Syarat dan Proses Pembebasan Bersyarat Setya Novanto
Ditjenpas menjelaskan bahwa pembebasan bersyarat Setya Novanto didasarkan pada pemenuhan syarat administratif dan substantif yang ketat. Syarat tersebut mencakup pelunasan denda dan uang pengganti, berkelakuan baik, aktif dalam pembinaan, serta telah menjalani dua per tiga masa pidana. Semua ketentuan ini diatur dalam Undang-Undang Nomor 22 Tahun 2022 tentang Pemasyarakatan.
Rika Aprianti menegaskan bahwa proses ini berlaku umum untuk semua warga binaan, tanpa diskriminasi. Setiap narapidana yang memenuhi kriteria memiliki kesempatan yang sama untuk mendapatkan program kebebasan bersyarat. Hal ini membuktikan transparansi dalam sistem pemasyarakatan.
Sejak 16 Agustus 2025, Setya Novanto wajib lapor setidaknya satu kali sebulan kepada Balai Pemasyarakatan (Bapas) Bandung. Ia akan mendapatkan bimbingan dari pembimbing kemasyarakatan Bapas Bandung hingga 1 April 2029. Tanggal tersebut menandai waktu Setya Novanto akan bebas murni dari segala kewajiban pemasyarakatan.
Revisi Vonis dan Konsekuensi Hukum Setya Novanto
Setya Novanto sebelumnya divonis 15 tahun penjara, denda Rp500 juta subsider 3 bulan kurungan, serta kewajiban pembayaran uang pengganti 7,3 juta dolar AS. Vonis ini dijatuhkan atas keterlibatannya dalam kasus korupsi proyek pengadaan KTP elektronik tahun anggaran 2011–2013. Kasus ini sempat menjadi sorotan publik.
Namun, Mahkamah Agung (MA) mengabulkan permohonan Peninjauan Kembali (PK) yang diajukan Setya Novanto pada 4 Juni lalu. MA memotong vonisnya menjadi 12 tahun dan 6 bulan penjara. Pidana denda juga diubah menjadi Rp500 juta subsider 6 bulan kurungan, memberikan keringanan hukum.

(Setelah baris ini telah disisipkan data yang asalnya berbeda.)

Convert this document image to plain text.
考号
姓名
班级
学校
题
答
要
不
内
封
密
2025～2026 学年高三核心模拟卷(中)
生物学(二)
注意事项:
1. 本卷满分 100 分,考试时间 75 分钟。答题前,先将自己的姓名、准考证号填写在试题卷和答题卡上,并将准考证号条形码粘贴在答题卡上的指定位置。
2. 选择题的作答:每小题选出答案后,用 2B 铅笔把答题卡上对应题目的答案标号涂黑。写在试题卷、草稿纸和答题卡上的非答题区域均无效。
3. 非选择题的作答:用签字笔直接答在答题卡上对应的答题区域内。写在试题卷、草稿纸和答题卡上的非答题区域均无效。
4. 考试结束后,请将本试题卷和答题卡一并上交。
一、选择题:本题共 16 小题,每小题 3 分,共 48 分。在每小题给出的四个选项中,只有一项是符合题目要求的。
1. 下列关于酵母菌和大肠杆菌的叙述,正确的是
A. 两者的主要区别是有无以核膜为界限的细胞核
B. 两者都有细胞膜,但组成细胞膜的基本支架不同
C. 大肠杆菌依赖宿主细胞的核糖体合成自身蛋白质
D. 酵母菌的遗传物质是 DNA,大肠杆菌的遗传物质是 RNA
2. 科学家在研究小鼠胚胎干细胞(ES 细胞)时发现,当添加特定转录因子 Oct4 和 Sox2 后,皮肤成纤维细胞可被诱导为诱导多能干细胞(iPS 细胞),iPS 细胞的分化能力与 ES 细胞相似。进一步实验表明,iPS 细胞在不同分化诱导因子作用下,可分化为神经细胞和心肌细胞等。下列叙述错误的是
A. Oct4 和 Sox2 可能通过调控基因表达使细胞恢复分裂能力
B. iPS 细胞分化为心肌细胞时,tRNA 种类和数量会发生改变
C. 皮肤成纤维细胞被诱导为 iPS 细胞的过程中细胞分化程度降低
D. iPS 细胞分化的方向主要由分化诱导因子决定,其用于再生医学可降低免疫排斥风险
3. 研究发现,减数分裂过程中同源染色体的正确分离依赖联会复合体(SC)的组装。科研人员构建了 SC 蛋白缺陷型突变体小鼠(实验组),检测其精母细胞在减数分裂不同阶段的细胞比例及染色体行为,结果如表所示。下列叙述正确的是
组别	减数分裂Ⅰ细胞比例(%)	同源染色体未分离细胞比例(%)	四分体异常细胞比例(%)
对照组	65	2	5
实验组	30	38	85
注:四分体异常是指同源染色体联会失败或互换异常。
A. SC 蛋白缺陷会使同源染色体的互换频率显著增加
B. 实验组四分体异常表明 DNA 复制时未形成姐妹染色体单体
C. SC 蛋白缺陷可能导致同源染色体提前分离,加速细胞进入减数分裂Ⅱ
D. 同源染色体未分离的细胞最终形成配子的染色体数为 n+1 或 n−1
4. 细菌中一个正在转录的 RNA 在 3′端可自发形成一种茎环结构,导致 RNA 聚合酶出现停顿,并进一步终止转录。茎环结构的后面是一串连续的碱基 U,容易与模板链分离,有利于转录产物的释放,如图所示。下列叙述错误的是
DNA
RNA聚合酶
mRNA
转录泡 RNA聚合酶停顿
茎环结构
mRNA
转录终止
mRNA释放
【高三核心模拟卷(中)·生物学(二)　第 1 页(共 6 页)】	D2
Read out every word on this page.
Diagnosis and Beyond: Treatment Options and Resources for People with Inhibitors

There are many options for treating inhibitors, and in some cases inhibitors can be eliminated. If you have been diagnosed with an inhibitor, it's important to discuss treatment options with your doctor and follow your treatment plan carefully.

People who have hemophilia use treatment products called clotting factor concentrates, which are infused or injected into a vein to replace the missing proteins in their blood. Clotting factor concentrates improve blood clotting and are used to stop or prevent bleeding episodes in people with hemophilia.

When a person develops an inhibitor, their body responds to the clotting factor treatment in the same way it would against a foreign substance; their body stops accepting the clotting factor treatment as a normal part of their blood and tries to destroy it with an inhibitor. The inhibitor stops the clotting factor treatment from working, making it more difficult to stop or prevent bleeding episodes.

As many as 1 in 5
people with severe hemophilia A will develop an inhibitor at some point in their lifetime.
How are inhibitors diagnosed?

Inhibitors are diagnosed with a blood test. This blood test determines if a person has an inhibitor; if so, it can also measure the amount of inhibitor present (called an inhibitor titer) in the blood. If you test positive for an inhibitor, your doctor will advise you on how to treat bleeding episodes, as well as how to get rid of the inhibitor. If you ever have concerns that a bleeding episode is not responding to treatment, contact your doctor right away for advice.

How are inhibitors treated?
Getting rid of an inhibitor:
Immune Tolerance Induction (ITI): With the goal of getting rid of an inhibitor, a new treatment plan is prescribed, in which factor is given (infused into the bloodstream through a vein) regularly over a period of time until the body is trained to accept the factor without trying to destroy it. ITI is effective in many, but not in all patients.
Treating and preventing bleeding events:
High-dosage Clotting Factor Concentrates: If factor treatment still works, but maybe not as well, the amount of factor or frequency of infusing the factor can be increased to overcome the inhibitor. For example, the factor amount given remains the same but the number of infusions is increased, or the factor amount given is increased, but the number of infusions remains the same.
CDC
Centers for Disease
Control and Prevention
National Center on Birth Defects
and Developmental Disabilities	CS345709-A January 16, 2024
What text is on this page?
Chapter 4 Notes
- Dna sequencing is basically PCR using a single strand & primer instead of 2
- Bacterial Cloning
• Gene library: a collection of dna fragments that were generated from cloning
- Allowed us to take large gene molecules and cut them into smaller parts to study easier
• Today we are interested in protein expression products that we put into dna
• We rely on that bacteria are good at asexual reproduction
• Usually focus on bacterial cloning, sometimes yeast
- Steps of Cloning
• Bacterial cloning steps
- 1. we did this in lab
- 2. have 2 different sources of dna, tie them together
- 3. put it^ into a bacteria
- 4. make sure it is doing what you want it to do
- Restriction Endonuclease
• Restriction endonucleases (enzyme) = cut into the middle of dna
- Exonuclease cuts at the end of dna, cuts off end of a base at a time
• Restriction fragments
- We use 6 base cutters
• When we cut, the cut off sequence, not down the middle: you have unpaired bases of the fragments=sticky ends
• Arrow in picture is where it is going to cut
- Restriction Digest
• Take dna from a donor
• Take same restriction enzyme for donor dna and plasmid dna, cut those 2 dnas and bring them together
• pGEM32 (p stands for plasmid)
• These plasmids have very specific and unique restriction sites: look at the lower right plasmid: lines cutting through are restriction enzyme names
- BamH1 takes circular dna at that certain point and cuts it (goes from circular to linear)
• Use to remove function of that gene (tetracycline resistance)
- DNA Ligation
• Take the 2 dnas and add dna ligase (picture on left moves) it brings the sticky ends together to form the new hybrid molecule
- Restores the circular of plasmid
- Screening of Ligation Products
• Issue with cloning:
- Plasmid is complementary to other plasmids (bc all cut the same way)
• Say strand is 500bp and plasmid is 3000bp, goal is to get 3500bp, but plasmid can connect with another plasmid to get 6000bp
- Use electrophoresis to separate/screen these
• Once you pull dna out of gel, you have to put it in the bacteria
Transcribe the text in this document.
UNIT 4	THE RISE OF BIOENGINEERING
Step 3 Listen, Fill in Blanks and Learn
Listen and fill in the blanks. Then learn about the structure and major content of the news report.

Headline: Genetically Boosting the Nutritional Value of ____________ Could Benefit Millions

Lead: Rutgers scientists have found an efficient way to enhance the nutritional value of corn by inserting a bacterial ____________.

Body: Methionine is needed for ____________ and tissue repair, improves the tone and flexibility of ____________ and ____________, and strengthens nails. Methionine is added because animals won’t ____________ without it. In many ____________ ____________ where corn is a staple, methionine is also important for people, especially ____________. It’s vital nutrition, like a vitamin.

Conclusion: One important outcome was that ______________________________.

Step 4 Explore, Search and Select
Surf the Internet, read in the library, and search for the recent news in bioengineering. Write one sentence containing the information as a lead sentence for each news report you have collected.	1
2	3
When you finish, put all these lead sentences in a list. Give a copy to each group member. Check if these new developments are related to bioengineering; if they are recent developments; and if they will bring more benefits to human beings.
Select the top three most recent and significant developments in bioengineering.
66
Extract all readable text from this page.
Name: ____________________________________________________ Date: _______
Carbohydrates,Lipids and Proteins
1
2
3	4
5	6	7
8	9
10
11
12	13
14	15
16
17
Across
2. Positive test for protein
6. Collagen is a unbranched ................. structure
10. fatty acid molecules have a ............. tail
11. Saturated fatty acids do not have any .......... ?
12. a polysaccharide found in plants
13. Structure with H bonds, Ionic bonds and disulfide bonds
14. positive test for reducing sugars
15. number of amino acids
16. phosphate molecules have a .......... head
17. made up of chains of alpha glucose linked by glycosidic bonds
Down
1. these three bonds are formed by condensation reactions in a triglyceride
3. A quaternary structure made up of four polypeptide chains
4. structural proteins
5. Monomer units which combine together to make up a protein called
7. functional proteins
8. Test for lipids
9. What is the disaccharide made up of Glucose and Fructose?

Selain itu, MA juga mengubah beban uang pengganti sebesar 7,3 juta dolar AS menjadi dikompensasi sebesar Rp5 miliar yang telah dititipkan kepada penyidik KPK. Sisa uang pengganti yang harus dibayar adalah Rp49.052.289.803 subsider 2 tahun penjara. Setya Novanto juga dijatuhi pidana tambahan berupa pencabutan hak menduduki jabatan publik selama 2 tahun 6 bulan, terhitung sejak masa pidananya selesai.